Love your daughter for who she is, underneath all that hair product and lip gloss.  Save your most effusive compliments and encouragement for the things she does with her mind and her good nature, not for her beauty. The little girls who grow up being told they were pretty princesses quickly learn what society appreciates. It’s not too late to change the kind of feedback you give her every day.

Be clear about your values — and then stick to them. In our house, I don’t believe in tight, super short shorts, lots of makeup or see-through shirts on tweens and young teens. I know it’s fun for them to dress up like women, but I have two main concerns: on the one hand, they are not capable of handling the response they may get from others when they dress in overtly sexual ways; on the other, I believe that when parents let it slide, they are communicating tacit approval, which encourages and perpetuates this  dumbing down. They can still enjoy dressing up to look good — who doesn’t enjoy that? — but not at the expense of their self-esteem.

Gently encourage non-traditional activities.  Take your daughter cycling. Let her  help you fix the dishwasher. Watch a TV show about something scientific or historical or cultural. Challenge her to learn something new and different. Girls. Inc and Spark Summit have got some excellent ideas. This is a really nice way for girls to spend time with their dads (which we also know is strongly correlated with higher self-esteem in girls). Moms should be careful to balance time with their daughters to include things other than shopping or manicures. Talk about what you do at work. Keep exposing them to new ideas and activities, even when the eyes roll. They will appreciate this.

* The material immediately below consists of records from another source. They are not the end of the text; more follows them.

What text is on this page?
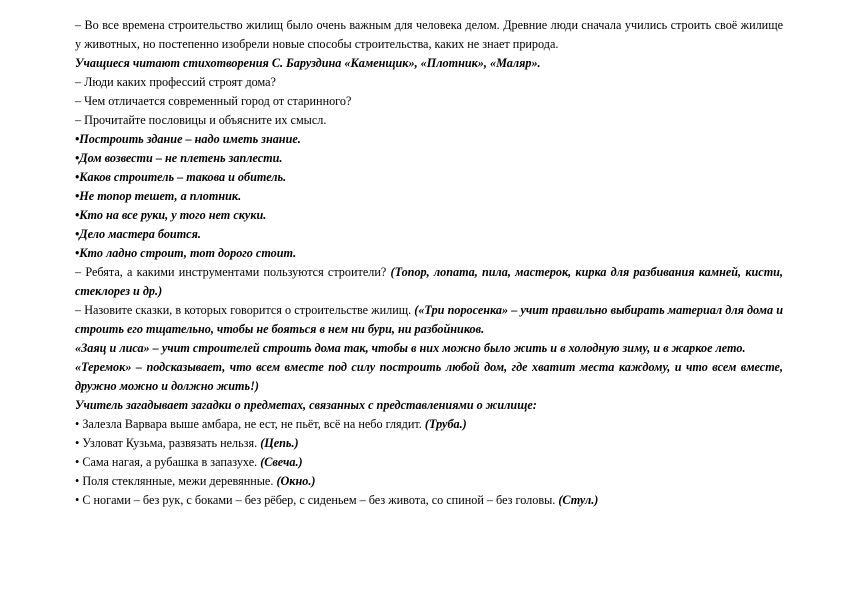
– Во все времена строительство жилищ было очень важным для человека делом. Древние люди сначала учились строить своё жилище у животных, но постепенно изобрели новые способы строительства, каких не знает природа.

Учащиеся читают стихотворения С. Баруздина «Каменщик», «Плотник», «Маляр».

– Люди каких профессий строят дома?

– Чем отличается современный город от старинного?

– Прочитайте пословицы и объясните их смысл.

•Построить здание – надо иметь знание.

•Дом возвести – не плетень заплести.

•Каков строитель – такова и обитель.

•Не топор тешет, а плотник.

•Кто на все руки, у того нет скуки.

•Дело мастера боится.

•Кто ладно строит, тот дорого стоит.

– Ребята, а какими инструментами пользуются строители? (Топор, лопата, пила, мастерок, кирка для разбивания камней, кисти, стеклорез и др.)

– Назовите сказки, в которых говорится о строительстве жилищ. («Три поросенка» – учит правильно выбирать материал для дома и строить его тщательно, чтобы не бояться в нем ни бури, ни разбойников.

«Заяц и лиса» – учит строителей строить дома так, чтобы в них можно было жить и в холодную зиму, и в жаркое лето.

«Теремок» – подсказывает, что всем вместе под силу построить любой дом, где хватит места каждому, и что всем вместе, дружно можно и должно жить!)

Учитель загадывает загадки о предметах, связанных с представлениями о жилище:

• Залезла Варвара выше амбара, не ест, не пьёт, всё на небо глядит. (Труба.)

• Узловат Кузьма, развязать нельзя. (Цепь.)

• Сама нагая, а рубашка в запазухе. (Свеча.)

• Поля стеклянные, межи деревянные. (Окно.)

• С ногами – без рук, с боками – без рёбер, с сиденьем – без живота, со спиной – без головы. (Стул.)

Seek out opportunities for her to be with other girls (or girls and boys) in communities and activities where she can do what she likes. There are lots of teams, clubs, community service initiatives and spaces where she can reinvent herself with a different social group.

Keep talking to each other. Discuss gender stereotypes on her favourite TV show. Start a conversation (not a rant) about the lyrics of a song on the radio. these should be dialogues, not lectures, but they should open the door to critical thinking about the ways women and girls are represented. The goal isn’t to teach a lesson or come to an agreement every time, but to open the door to other ways of seeing things.

Challenge her to reclaim her brain. Don’t giggle or smile indulgently at her flakiness. Don’t let her get away with saying “I don’t know” or ignoring her homework or choosing the easier math class because it fits into her schedule better. Don’t cancel that National Geographic subscription in favour of People Magazine. In order to raise an intelligent critical thinker, you must never let her think it’s charming or attractive to pretend to be otherwise. There’s a middle ground of course – you don’t need to turn your house into the Smithsonian and pretend you aren’t watching Grey’s Anatomy — but you should be vigilant not to let the smart stuff drift away.